Un bus israélien touché par une attaque

Sept jours après le début des bombardements sur la bande de Gaza, un bus a explosé près du Ministère de la défense à Tel-Aviv faisant 17 blessés. Le gouvernement israélien dénonce un acte terroriste. A Tel-Aviv, «une bombe a explosé dans un bus dans le centre. C’est une attaque terroriste», a affirmé un porte-parole du gouvernement après la déflagration qui s’est produite à bord d’un bus à proximité du ministère de la Défense.

Un attentat dans un bus à Tel-Aviv a fait au moins 17 blessés mercredi et l’aviation israélienne a continué à frapper la bande de Gaza malgré les efforts de la diplomatie internationale pour parvenir à un cessez-le-feu. A Gaza, l’immeuble qui abrite l’AFP a une nouvelle fois été touché par une nouvelle frappe, tuant un enfant. Aucun journaliste ne s’y trouvait. La veille, le même bâtiment avait été touché, sans faire de victimes.

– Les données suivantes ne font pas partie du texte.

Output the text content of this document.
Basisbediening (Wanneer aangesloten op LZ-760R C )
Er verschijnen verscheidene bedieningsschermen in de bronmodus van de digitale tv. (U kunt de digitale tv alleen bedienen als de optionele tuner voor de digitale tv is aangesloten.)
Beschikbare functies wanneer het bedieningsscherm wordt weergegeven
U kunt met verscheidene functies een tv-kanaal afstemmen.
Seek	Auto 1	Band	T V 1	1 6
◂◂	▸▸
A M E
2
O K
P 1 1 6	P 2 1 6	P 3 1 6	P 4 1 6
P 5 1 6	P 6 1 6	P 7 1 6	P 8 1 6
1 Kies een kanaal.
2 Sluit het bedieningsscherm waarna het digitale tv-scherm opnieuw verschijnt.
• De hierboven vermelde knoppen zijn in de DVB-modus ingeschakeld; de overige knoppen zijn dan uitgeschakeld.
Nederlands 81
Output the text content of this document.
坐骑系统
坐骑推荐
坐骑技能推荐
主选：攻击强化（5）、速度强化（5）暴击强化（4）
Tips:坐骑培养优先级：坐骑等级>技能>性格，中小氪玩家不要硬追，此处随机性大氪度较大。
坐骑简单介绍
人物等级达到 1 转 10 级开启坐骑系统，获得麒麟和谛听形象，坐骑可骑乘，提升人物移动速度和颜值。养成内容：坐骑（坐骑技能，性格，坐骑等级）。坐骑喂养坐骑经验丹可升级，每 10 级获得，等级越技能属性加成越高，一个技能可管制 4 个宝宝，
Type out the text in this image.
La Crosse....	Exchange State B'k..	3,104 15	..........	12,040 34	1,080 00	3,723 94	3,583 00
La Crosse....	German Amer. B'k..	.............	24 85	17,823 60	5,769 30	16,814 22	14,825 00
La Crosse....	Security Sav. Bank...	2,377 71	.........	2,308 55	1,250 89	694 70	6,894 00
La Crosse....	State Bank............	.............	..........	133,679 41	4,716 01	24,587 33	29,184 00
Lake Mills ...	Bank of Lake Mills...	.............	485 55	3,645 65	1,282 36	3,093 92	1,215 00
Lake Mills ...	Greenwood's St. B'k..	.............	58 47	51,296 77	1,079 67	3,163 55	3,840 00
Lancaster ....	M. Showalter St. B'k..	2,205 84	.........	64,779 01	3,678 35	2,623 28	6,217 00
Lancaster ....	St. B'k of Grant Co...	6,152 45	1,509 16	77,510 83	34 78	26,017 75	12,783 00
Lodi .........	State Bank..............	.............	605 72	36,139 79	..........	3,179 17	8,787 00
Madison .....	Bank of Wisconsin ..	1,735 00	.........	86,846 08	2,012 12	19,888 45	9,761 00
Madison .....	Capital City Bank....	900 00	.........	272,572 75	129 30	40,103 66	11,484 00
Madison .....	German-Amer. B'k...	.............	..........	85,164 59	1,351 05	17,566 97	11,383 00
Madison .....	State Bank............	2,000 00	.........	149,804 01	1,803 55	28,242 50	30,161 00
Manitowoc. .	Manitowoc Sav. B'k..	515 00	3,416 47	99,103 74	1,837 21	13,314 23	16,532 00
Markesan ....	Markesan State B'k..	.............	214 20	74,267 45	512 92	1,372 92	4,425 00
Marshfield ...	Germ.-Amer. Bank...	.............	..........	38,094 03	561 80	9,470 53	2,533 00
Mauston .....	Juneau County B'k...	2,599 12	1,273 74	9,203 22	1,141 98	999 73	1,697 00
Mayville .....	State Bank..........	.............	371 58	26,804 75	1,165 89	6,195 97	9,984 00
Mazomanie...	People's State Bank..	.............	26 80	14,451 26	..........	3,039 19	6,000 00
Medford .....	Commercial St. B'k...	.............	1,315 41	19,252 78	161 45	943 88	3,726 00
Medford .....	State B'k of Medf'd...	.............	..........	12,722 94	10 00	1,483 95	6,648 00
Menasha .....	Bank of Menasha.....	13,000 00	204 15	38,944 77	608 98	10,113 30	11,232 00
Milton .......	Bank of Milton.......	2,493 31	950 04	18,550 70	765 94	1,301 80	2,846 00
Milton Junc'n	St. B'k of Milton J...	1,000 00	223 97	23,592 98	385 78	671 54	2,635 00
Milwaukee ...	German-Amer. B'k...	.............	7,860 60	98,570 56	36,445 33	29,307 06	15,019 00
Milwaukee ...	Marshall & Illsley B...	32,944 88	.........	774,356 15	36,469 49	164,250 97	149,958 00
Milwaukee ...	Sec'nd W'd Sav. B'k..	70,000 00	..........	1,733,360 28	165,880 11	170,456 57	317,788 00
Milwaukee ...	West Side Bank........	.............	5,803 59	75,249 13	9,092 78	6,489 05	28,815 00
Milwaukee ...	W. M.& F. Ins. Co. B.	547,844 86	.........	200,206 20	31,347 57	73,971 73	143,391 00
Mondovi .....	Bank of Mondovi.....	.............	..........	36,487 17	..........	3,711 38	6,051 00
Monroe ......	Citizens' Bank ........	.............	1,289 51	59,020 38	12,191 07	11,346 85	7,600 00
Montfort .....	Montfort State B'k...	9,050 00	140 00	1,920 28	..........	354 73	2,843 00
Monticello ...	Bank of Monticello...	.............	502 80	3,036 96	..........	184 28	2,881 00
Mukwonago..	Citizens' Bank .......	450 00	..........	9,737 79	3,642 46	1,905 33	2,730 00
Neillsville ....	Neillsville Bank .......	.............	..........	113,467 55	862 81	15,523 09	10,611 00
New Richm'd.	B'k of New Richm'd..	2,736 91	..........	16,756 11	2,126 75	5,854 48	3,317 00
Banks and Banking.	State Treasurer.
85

Depuis le lancement de l’opération israélienne contre les groupes armés de Gaza, cinq Israéliens, dont un soldat, ont trouvé la mort dans des tirs de roquettes.

Condamnations internationales

Les Etats-Unis, la France et la Russie ont condamné cette attaque. Il s’agit du premier attentat à la bombe en Israël depuis mars 2011. L’attentat n’a pas été revendiqué, mais Al-Aqsa, chaîne de télévision proche du Hamas, a salué une «opération martyre». A Gaza, des scènes de célébrations ont éclaté après l’annonce de l’explosion, selon des journalistes.

Dans la journée, les tirs de roquettes sur Israël se poursuivaient depuis l’enclave palestinienne, où le Hamas au pouvoir reçoit une aide «militaire» de l’Iran, selon Téhéran. Depuis minuit, 70 roquettes se sont abattues sur Israël, selon un porte-parole de l’armée. Vingt autres ont été interceptées par le système antimissile Iron Dome.

Ces tirs ont néanmoins baissé en intensité mercredi par rapport aux journées précédentes, selon les médias israéliens. Ces mêmes médias ont également indiqué que Benjamin Netanyahou avait réuni ses neuf principaux ministres pour évaluer la situation.